On to the main event.

Six divisions

In principle, we ought to generate a new expansion for $d = 6,$ since more exotic arrangements are possible. However, it isn’t necessary as inspection reveals.

Our series for four divisions is numerically dominated by the two- and three-division terms. This is because it’s rare to achieve the sorts of orderings necessary to have the higher order domination relationships. To take an extreme example, the case of six dominations with four divisions amd three teams per division is only achieved if the winning percentages are ordered like

\[aaabbbcccddd.\]

As we add more divisions to the mix, the chance of forming these sorts of intricate chunkings is low.

This argument does not hold when $g$ is one or two, and we should still expect the exotic arrangements to contribute there.

The disappearance of these terms is determined by the value of the ordering factors. For example, one new term corresponds to five divisons getting dominated by one, and has a factor

\[\frac{(5g)!\cdot g!}{(6g)!}\frac{1}{5!}.\]
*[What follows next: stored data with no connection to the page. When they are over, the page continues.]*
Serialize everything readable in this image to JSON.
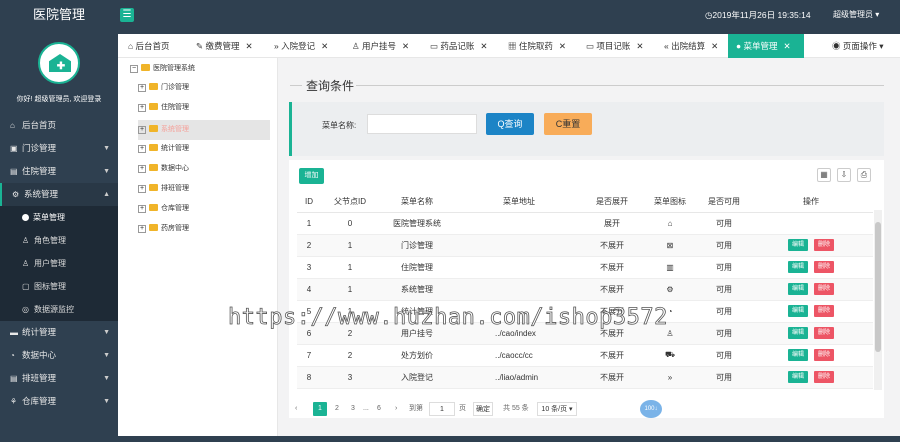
{
  "app": {
    "title": "医院管理",
    "menu_toggle_icon": "☰"
  },
  "header": {
    "datetime": "◷2019年11月26日 19:35:14",
    "user": "超级管理员"
  },
  "sidebar": {
    "welcome": "你好! 超级管理员, 欢迎登录",
    "items": [
      {
        "label": "后台首页",
        "icon": "⌂"
      },
      {
        "label": "门诊管理",
        "icon": "▣"
      },
      {
        "label": "住院管理",
        "icon": "▤"
      },
      {
        "label": "系统管理",
        "icon": "⚙"
      }
    ],
    "sub_items": [
      {
        "label": "菜单管理",
        "icon": "●"
      },
      {
        "label": "角色管理",
        "icon": "♙"
      },
      {
        "label": "用户管理",
        "icon": "♙"
      },
      {
        "label": "图标管理",
        "icon": "▢"
      },
      {
        "label": "数据源监控",
        "icon": "◎"
      }
    ],
    "items_after": [
      {
        "label": "统计管理",
        "icon": "▬"
      },
      {
        "label": "数据中心",
        "icon": "◔"
      },
      {
        "label": "排班管理",
        "icon": "▤"
      },
      {
        "label": "仓库管理",
        "icon": "⚘"
      }
    ]
  },
  "tabs": [
    {
      "label": "后台首页",
      "icon": "⌂"
    },
    {
      "label": "缴费管理",
      "icon": "✎"
    },
    {
      "label": "入院登记",
      "icon": "»"
    },
    {
      "label": "用户挂号",
      "icon": "♙"
    },
    {
      "label": "药品记账",
      "icon": "▭"
    },
    {
      "label": "住院取药",
      "icon": "▦"
    },
    {
      "label": "项目记账",
      "icon": "▭"
    },
    {
      "label": "出院结算",
      "icon": "«"
    },
    {
      "label": "菜单管理",
      "icon": "●"
    }
  ],
  "tab_actions": "◉ 页面操作 ▾",
  "tree": {
    "root": "医院管理系统",
    "nodes": [
      "门诊管理",
      "住院管理",
      "系统管理",
      "统计管理",
      "数据中心",
      "排班管理",
      "仓库管理",
      "药房管理"
    ]
  },
  "query": {
    "title": "查询条件",
    "menu_name_label": "菜单名称:",
    "search_button": "Q查询",
    "reset_button": "C重置"
  },
  "table": {
    "add_button": "增加",
    "headers": [
      "ID",
      "父节点ID",
      "菜单名称",
      "菜单地址",
      "是否展开",
      "菜单图标",
      "是否可用",
      "操作"
    ],
    "edit_label": "编辑",
    "delete_label": "删除",
    "rows": [
      {
        "id": "1",
        "pid": "0",
        "name": "医院管理系统",
        "url": "",
        "open": "展开",
        "icon": "⌂",
        "available": "可用",
        "ops": false
      },
      {
        "id": "2",
        "pid": "1",
        "name": "门诊管理",
        "url": "",
        "open": "不展开",
        "icon": "⊠",
        "available": "可用",
        "ops": true
      },
      {
        "id": "3",
        "pid": "1",
        "name": "住院管理",
        "url": "",
        "open": "不展开",
        "icon": "▥",
        "available": "可用",
        "ops": true
      },
      {
        "id": "4",
        "pid": "1",
        "name": "系统管理",
        "url": "",
        "open": "不展开",
        "icon": "⚙",
        "available": "可用",
        "ops": true
      },
      {
        "id": "5",
        "pid": "1",
        "name": "统计管理",
        "url": "",
        "open": "不展开",
        "icon": "◔",
        "available": "可用",
        "ops": true
      },
      {
        "id": "6",
        "pid": "2",
        "name": "用户挂号",
        "url": "../cao/index",
        "open": "不展开",
        "icon": "♙",
        "available": "可用",
        "ops": true
      },
      {
        "id": "7",
        "pid": "2",
        "name": "处方划价",
        "url": "../caocc/cc",
        "open": "不展开",
        "icon": "⛟",
        "available": "可用",
        "ops": true
      },
      {
        "id": "8",
        "pid": "3",
        "name": "入院登记",
        "url": "../liao/admin",
        "open": "不展开",
        "icon": "»",
        "available": "可用",
        "ops": true
      }
    ]
  },
  "pager": {
    "pages": [
      "1",
      "2",
      "3",
      "...",
      "6"
    ],
    "goto_label": "到第",
    "goto_value": "1",
    "page_unit": "页",
    "confirm": "确定",
    "total": "共 55 条",
    "page_size": "10 条/页 ▾"
  },
  "watermark": "https://www.huzhan.com/ishop3572",
  "float_button": "100↓"
}
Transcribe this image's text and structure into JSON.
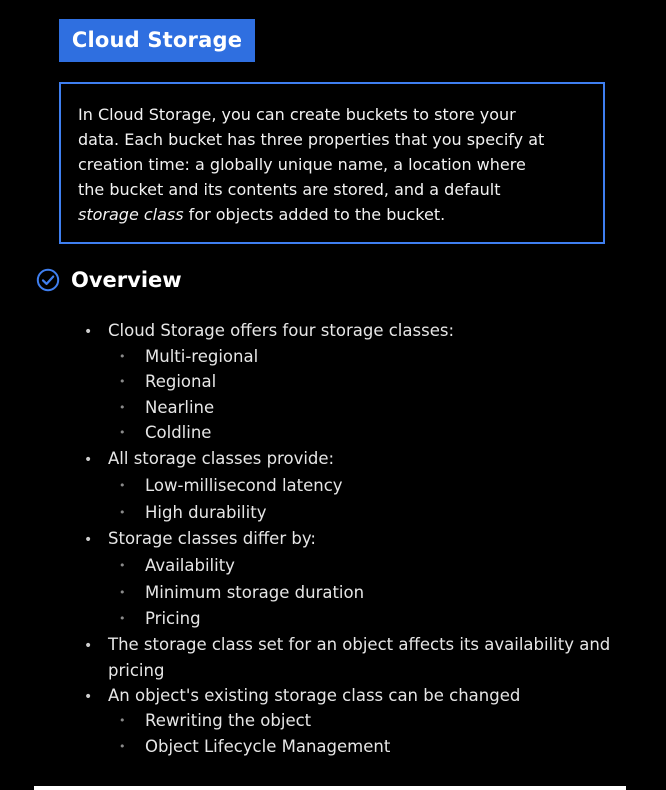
{
  "title": "Cloud Storage",
  "intro": {
    "lines": [
      "In Cloud Storage, you can create buckets to store your",
      "data. Each bucket has three properties that you specify at",
      "creation time: a globally unique name, a location where",
      "the bucket and its contents are stored, and a default"
    ],
    "last_line_italic": "storage class",
    "last_line_rest": " for objects added to the bucket."
  },
  "overview": {
    "icon": "check-circle-icon",
    "heading": "Overview",
    "accent_color": "#3f7ff0"
  },
  "bullets": [
    {
      "text": "Cloud Storage offers four storage classes:",
      "children": [
        "Multi-regional",
        "Regional",
        "Nearline",
        "Coldline"
      ]
    },
    {
      "text": "All storage classes provide:",
      "children": [
        "Low-millisecond latency",
        "High durability"
      ]
    },
    {
      "text": "Storage classes differ by:",
      "children": [
        "Availability",
        "Minimum storage duration",
        "Pricing"
      ]
    },
    {
      "text_lines": [
        "The storage class set for an object affects its availability and",
        "pricing"
      ],
      "children": []
    },
    {
      "text": "An object's existing storage class can be changed",
      "children": [
        "Rewriting the object",
        "Object Lifecycle Management"
      ]
    }
  ],
  "colors": {
    "background": "#000000",
    "title_badge": "#2f6fe0",
    "box_border": "#3f7ff0"
  }
}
Quickly, this plummets to orders of magnitude below the overall probability. By $g=3$ its value is $2\times10^{-5}$ while the probability is still on the order $1$. In general, higher order terms that are simply extensions of lower order terms (like this five way “fan”) make the greatest contributions, and even they are rare.

With that said, the only change we need to make to our four division expansion is to adjust the counting factors such as $4\times 3\times 2$ to $6\times5\times4.$

Plotting the prediction against an $N=10^6$ round simulation we see that the ignorance of exotic contributions bites us for $g=2$ teams per division, as expected, but by $g=3$ the prediction is within $1\%$ of the simulation.

\[\begin{array}{c|c|c} g & \text{Simulation} & \text{Prediction} \\ \hline 2 & 0.93066 & -0.0595238 \\ 3 & 0.575292 & 0.577435 \\ 4 & 0.246519 & 0.248482 \\ 5 & 0.086732 & 0.0864987 \\ 6 & 0.026888 & 0.0268687 \\ 7 & 0.007714 & 0.00780867 \\ 8 & 0.00231 & 0.00217911 \\ 9 & 0.00062 & 0.000592692 \\ 10 & 0.000149 & 0.000158523 \\ \end{array}\]